To be honest it sounds like the RS met at least one of their objectives - to give riders a taste of what competition is like!  For some low level competitions I have seen class sizes of 40 or 50.  If you are showing you are going to be in the ring for all that time and the horses will fall asleep.  Part of the art and ring craft of showing is to be able to wake the horse up quickly once you reach your turn.  (The other part is getting in the right place in the line so you don't have to wait that long!)  Showing classes at low levels can sometimes go on for hours.  45 minutes is actually a pretty average wait; especially as presumably you were not also doing conformation and trot up in that gap.
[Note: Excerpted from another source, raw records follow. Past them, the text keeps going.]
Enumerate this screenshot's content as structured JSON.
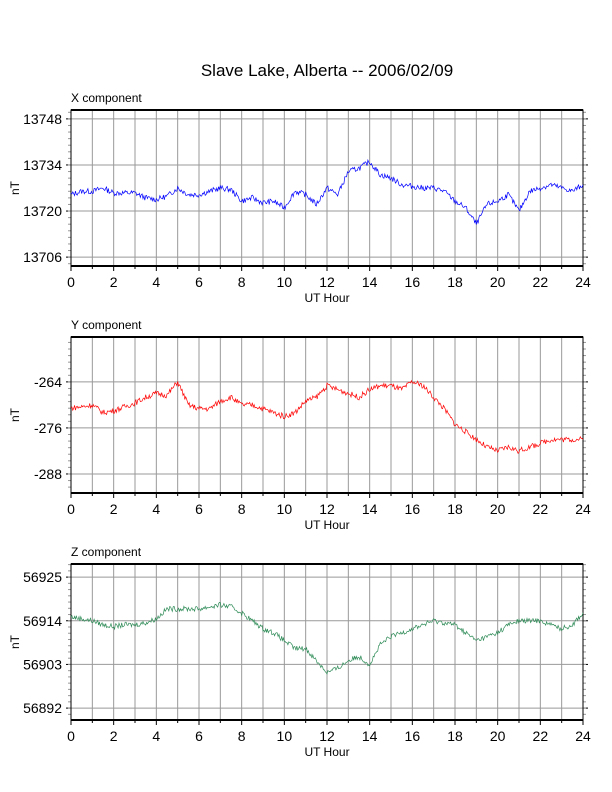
{
  "chart_data": {
    "type": "line",
    "title": "Slave Lake, Alberta -- 2006/02/09",
    "panels": [
      {
        "name": "X component",
        "xlabel": "UT Hour",
        "ylabel": "nT",
        "xlim": [
          0,
          24
        ],
        "ylim": [
          13703.3,
          13750.7
        ],
        "xticks": [
          0,
          2,
          4,
          6,
          8,
          10,
          12,
          14,
          16,
          18,
          20,
          22,
          24
        ],
        "yticks": [
          13706,
          13720,
          13734,
          13748
        ],
        "color": "#0000ff",
        "x_step": 0.5,
        "values": [
          13725,
          13726,
          13726,
          13727,
          13725.5,
          13725.5,
          13725.5,
          13724,
          13723.5,
          13724.5,
          13727,
          13725,
          13725,
          13726,
          13727,
          13726.5,
          13723,
          13724,
          13722.5,
          13723,
          13721,
          13726,
          13725,
          13722,
          13727,
          13725,
          13732,
          13733,
          13735,
          13731,
          13730,
          13728,
          13727.5,
          13727,
          13727,
          13726,
          13723,
          13721,
          13716,
          13722,
          13723,
          13725,
          13720,
          13726,
          13727,
          13728,
          13727,
          13726,
          13728
        ]
      },
      {
        "name": "Y component",
        "xlabel": "UT Hour",
        "ylabel": "nT",
        "xlim": [
          0,
          24
        ],
        "ylim": [
          -292.96,
          -252.3
        ],
        "xticks": [
          0,
          2,
          4,
          6,
          8,
          10,
          12,
          14,
          16,
          18,
          20,
          22,
          24
        ],
        "yticks": [
          -264,
          -276,
          -288
        ],
        "color": "#ff0000",
        "x_step": 0.5,
        "values": [
          -270.8,
          -270.5,
          -270,
          -272,
          -271.5,
          -270.5,
          -269.5,
          -268,
          -267,
          -267.5,
          -264,
          -270,
          -271,
          -271,
          -269,
          -268,
          -270,
          -270,
          -271,
          -272,
          -273,
          -272,
          -269,
          -268,
          -265,
          -266,
          -267,
          -268,
          -266,
          -265,
          -265,
          -266,
          -264,
          -265,
          -268,
          -271,
          -275,
          -277,
          -279,
          -281,
          -282,
          -281,
          -282,
          -281,
          -280,
          -279,
          -279,
          -279,
          -279
        ]
      },
      {
        "name": "Z component",
        "xlabel": "UT Hour",
        "ylabel": "nT",
        "xlim": [
          0,
          24
        ],
        "ylim": [
          56889,
          56928.3
        ],
        "xticks": [
          0,
          2,
          4,
          6,
          8,
          10,
          12,
          14,
          16,
          18,
          20,
          22,
          24
        ],
        "yticks": [
          56892,
          56903,
          56914,
          56925
        ],
        "color": "#2e8b57",
        "x_step": 0.5,
        "values": [
          56915,
          56914.5,
          56914,
          56913,
          56912.5,
          56913,
          56913,
          56913.5,
          56914.5,
          56917,
          56917,
          56917,
          56917,
          56917.5,
          56918,
          56917.5,
          56916,
          56914,
          56912,
          56911,
          56909,
          56907,
          56907,
          56904,
          56901,
          56902,
          56904,
          56905,
          56903,
          56908,
          56910,
          56911,
          56912,
          56913,
          56914,
          56913.5,
          56913,
          56911,
          56909,
          56910,
          56911,
          56913,
          56914,
          56914,
          56914,
          56913,
          56912,
          56913,
          56916
        ]
      }
    ]
  }
}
As has already been said I'm sure the RS would appreciate your feedback.  Organizing any event is quite a feat and I've run a few of these charity fun show type things over the years - both in an RS setting and in a PC setting.  Be gentle with them - it is immensely challenging and not everything will have gone to plan.


----------



## HunkyDory (3 May 2017)

Showing won't be my thing, then!  lol  They all worked really hard and it was a Bank Holiday so they were all volunteering.  Think I'll stick to dressage if they do it again and some low level jumping, unless I manage to reach advanced rider stage before the next one in August.  Unless there were monsters about to eat the horse I was riding, he wasn't going to break into a canter for all the carrots in the world   I know, if I have him again in a lesson next week, he'll be working like a dream because he'll be awake and listening.  

Oh well.  It was lovely for the littluns on the Shetlands and ponies.  They were very cute.  I loved watching them.  Some ponies were still caked in mud but had very pretty plaits and ribbon, as did their dinky riders who were chuffed to bits to get their rosettes


----------